Galvanic Corrosion Prediction for Aircraft Structures

Period of Performance: 06/17/2014 - 03/04/2015

$150K

Phase 1 SBIR

Recipient Firm

Corrdesa
11 Jefferson Place Array
Newnan, GA 30263
Principal Investigator

Research Topics

Abstract

ABSTRACT: Corrdesa is validating a finite element analysis method of predicting galvanic corrosion locations and relative severity between dissimilar metals using commercially available GalvanicMaster software. This project will demonstrate that this same approach can be modified and extended to quantitatively predict corrosion rates between dissimilar materials, including metals, composites, and in Phase II anodized layers and metal-filled polymers. The methodology will be defined to acquire electrochemical data (polarization and impedance) from these materials as a function of time under well-defined conditions.

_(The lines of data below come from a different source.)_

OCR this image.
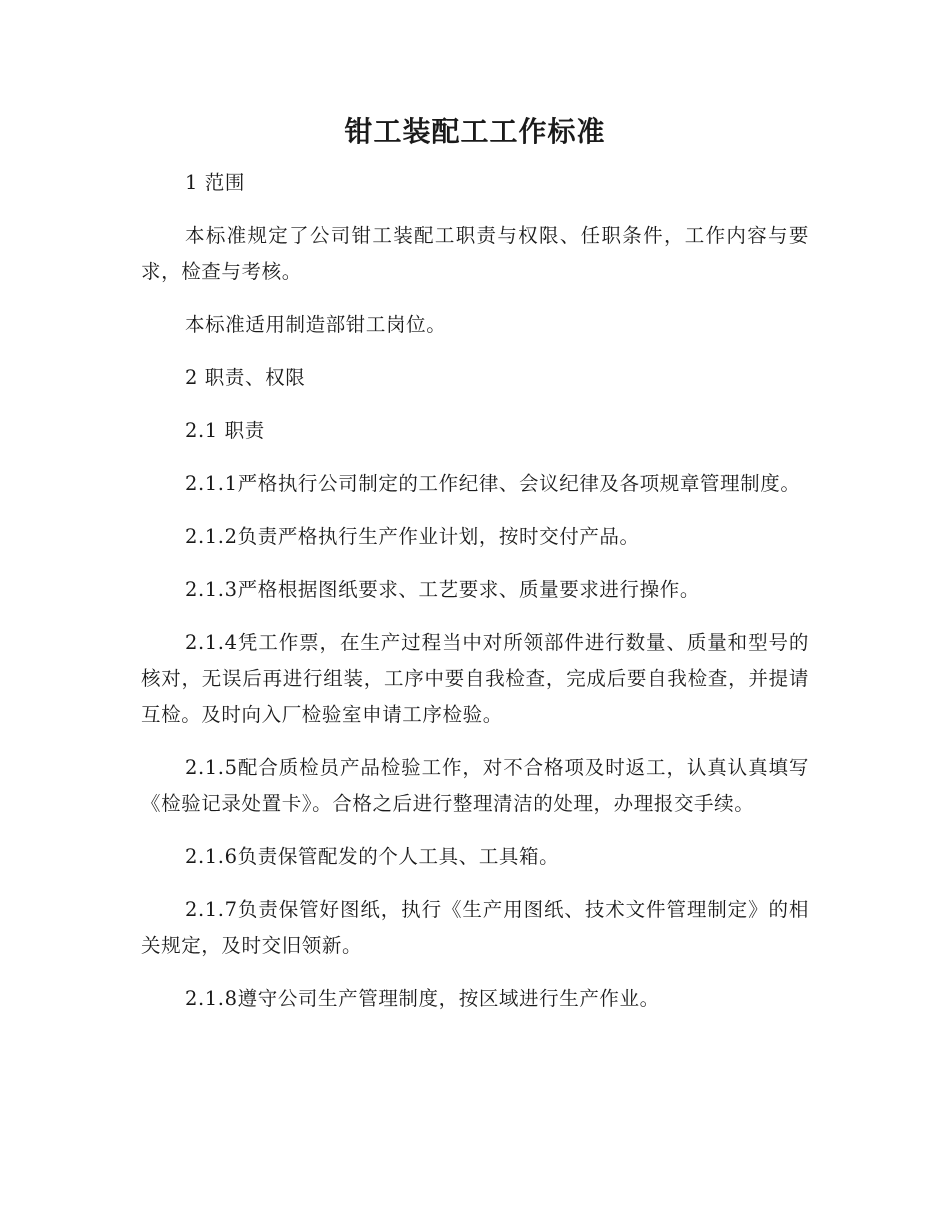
钳工装配工工作标准

1 范围

本标准规定了公司钳工装配工职责与权限、任职条件，工作内容与要求，检查与考核。

本标准适用制造部钳工岗位。

2 职责、权限

2.1 职责

2.1.1严格执行公司制定的工作纪律、会议纪律及各项规章管理制度。

2.1.2负责严格执行生产作业计划，按时交付产品。

2.1.3严格根据图纸要求、工艺要求、质量要求进行操作。

2.1.4凭工作票，在生产过程当中对所领部件进行数量、质量和型号的核对，无误后再进行组装，工序中要自我检查，完成后要自我检查，并提请互检。及时向入厂检验室申请工序检验。

2.1.5配合质检员产品检验工作，对不合格项及时返工，认真认真填写《检验记录处置卡》。合格之后进行整理清洁的处理，办理报交手续。

2.1.6负责保管配发的个人工具、工具箱。

2.1.7负责保管好图纸，执行《生产用图纸、技术文件管理制定》的相关规定，及时交旧领新。

2.1.8遵守公司生产管理制度，按区域进行生产作业。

This methodology will be added to our Best Practices document, and the data to our galvanic corrosion database, which together with the software constitute a galvanic prediction trade tool. Using this data we will predict the galvanic corrosion pattern ( hot spots ) and rate over time for bare 7050-T7451 aluminum against the exposed fibers of a carbon fiber/epoxy composite cross-section in a simple, well-defined, galvanic assembly. The predictions will be validated against quantitative corrosion measurements made for the assembly in a B117 test chamber, overlaying the predictions onto the assembly s CAD model, compared directly with measured material loss across its surface. In Phase II the methodology will be validated against additional materials and more complex systems. BENEFIT: The Phase I program will demonstrate that the methodology we are developing can be used for quantitative prediction, and hence for lifing. The Phase II program will develop the methodology into a quantitative galvanic prediction trade tool comprising predictive software, well-defined data acquisition methods, and the beginning of a database of reliable electrochemical data for quantitative prediction. This tool will provide OEMs with the capability of analyzing systems for corrosion in the design phase, just as they currently analyze for stress, heat flow, etc. The tool will also give DoD engineers a way to predict corrosion rates for weapons systems and define overhaul schedules to minimize corrosion risk and service failure, while maximizing on-wing time. The overall benefit to DoD of adopting these tools in both the design and sustainment phases will be a significant reduction in the $20 billion/year cost of corrosion.